Hadoop accessing 3rd party libraries from local fi

2019-02-19 11:30发布

问题:

I have a jar file on all my Hadoop nodes at /home/ubuntu/libs/javacv-0.9.jar , with some other jar files.

When my MapReduce application is executing on Hadoop nodes, I am getting this exception

java.io.FileNotFoundException: File does not exist hdfs://192.168.0.18:50000/home/ubuntu/libs/javacv-0.9.jar

How can I resolve this exception? How can my jar running in Hadoop access 3rd party libraries from the local file system of the Hadoop node?

回答1:

You need to copy your file to HDFS and not to the local filesystem.

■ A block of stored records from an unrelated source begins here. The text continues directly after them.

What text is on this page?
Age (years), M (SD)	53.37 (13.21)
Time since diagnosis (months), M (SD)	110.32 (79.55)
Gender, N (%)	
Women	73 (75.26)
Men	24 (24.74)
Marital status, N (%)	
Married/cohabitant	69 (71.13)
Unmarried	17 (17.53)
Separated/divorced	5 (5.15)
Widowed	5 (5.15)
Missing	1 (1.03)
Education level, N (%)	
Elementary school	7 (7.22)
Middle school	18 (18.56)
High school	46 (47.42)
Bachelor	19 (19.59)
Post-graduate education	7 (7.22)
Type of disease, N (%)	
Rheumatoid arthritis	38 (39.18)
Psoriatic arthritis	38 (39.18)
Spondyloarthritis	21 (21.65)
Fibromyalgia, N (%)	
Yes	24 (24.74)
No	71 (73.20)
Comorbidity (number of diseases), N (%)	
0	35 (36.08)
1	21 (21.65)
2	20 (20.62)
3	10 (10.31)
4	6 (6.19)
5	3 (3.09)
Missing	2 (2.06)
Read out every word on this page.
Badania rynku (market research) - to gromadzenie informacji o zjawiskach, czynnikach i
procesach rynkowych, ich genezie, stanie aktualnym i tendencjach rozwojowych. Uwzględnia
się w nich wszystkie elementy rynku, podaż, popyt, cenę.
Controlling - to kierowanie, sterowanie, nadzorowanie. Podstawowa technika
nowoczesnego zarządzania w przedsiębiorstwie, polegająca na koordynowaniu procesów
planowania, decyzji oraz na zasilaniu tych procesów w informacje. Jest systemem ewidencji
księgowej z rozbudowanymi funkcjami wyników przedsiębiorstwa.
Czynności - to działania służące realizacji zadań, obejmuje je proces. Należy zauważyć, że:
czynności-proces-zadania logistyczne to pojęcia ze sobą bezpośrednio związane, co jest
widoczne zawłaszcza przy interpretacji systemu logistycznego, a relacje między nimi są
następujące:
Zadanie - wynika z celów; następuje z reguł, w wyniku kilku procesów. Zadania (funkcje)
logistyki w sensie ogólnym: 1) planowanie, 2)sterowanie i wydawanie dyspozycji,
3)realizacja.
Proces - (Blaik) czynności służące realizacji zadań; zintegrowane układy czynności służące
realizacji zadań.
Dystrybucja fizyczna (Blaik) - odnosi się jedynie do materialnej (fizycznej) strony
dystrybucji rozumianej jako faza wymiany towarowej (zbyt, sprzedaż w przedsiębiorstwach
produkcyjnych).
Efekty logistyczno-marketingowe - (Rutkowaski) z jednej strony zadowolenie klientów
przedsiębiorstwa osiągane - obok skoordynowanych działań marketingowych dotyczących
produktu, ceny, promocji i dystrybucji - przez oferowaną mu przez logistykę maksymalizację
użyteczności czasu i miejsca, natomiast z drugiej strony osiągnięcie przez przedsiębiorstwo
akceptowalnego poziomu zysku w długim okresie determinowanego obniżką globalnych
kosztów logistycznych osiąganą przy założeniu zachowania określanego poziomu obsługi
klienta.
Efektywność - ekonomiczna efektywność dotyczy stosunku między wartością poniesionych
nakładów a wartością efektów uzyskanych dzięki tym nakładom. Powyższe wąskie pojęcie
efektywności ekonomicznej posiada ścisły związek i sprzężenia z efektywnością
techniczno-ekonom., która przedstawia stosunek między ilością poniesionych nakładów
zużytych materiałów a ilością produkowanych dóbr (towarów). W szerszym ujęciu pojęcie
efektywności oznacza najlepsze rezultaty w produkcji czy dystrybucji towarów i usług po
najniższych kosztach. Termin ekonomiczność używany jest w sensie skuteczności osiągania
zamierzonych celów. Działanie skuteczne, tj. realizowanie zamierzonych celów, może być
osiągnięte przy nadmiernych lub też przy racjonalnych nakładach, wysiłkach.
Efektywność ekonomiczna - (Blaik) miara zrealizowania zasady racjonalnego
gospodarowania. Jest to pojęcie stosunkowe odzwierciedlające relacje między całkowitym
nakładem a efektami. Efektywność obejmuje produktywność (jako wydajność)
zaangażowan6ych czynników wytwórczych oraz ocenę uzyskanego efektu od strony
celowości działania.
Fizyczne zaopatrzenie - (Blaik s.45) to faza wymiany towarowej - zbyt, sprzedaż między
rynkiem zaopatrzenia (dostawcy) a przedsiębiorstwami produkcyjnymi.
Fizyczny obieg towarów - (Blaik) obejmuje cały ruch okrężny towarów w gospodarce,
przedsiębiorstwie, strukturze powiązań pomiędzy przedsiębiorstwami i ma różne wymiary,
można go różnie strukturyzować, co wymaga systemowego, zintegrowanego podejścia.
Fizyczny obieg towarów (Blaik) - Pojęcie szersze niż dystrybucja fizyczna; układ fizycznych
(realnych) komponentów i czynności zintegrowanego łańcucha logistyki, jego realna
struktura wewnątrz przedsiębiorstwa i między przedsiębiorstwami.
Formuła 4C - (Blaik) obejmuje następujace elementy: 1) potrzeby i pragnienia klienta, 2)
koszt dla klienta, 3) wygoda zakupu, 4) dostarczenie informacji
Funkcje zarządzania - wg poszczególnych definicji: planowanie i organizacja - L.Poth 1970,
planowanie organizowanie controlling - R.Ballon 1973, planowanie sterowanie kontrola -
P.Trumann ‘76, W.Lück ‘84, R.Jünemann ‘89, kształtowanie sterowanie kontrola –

To copy files to HDFS you need to use:

hadop fs -put localfile hdfsPath

Other option is to change the file path to:

file:///home/ubuntu/libs/javacv-0.9.jar

To add jar files to the classpath, take a look at DistributedCache:

DistributedCache.addFileToClassPath(new Path("file:///home/ubuntu/libs/javacv-0.9.jar"), job);

You may need to iterate over all jar files in that directory.



回答2:

Another option would be to use distributed cache's addFileToClassPath(new Path("/myapp/mylib.jar"), job); to submit the Jar files that should be added to the classpath of your mapper and reducer tasks.

Note: Make sure you copy the jar file to HDFS first.

You could even add jar files to class path by using hadoop command line argument -libjars <jar_file>.

Note: Make sure your MapReduce application implements ToolRunner to allow -libjars option from command line.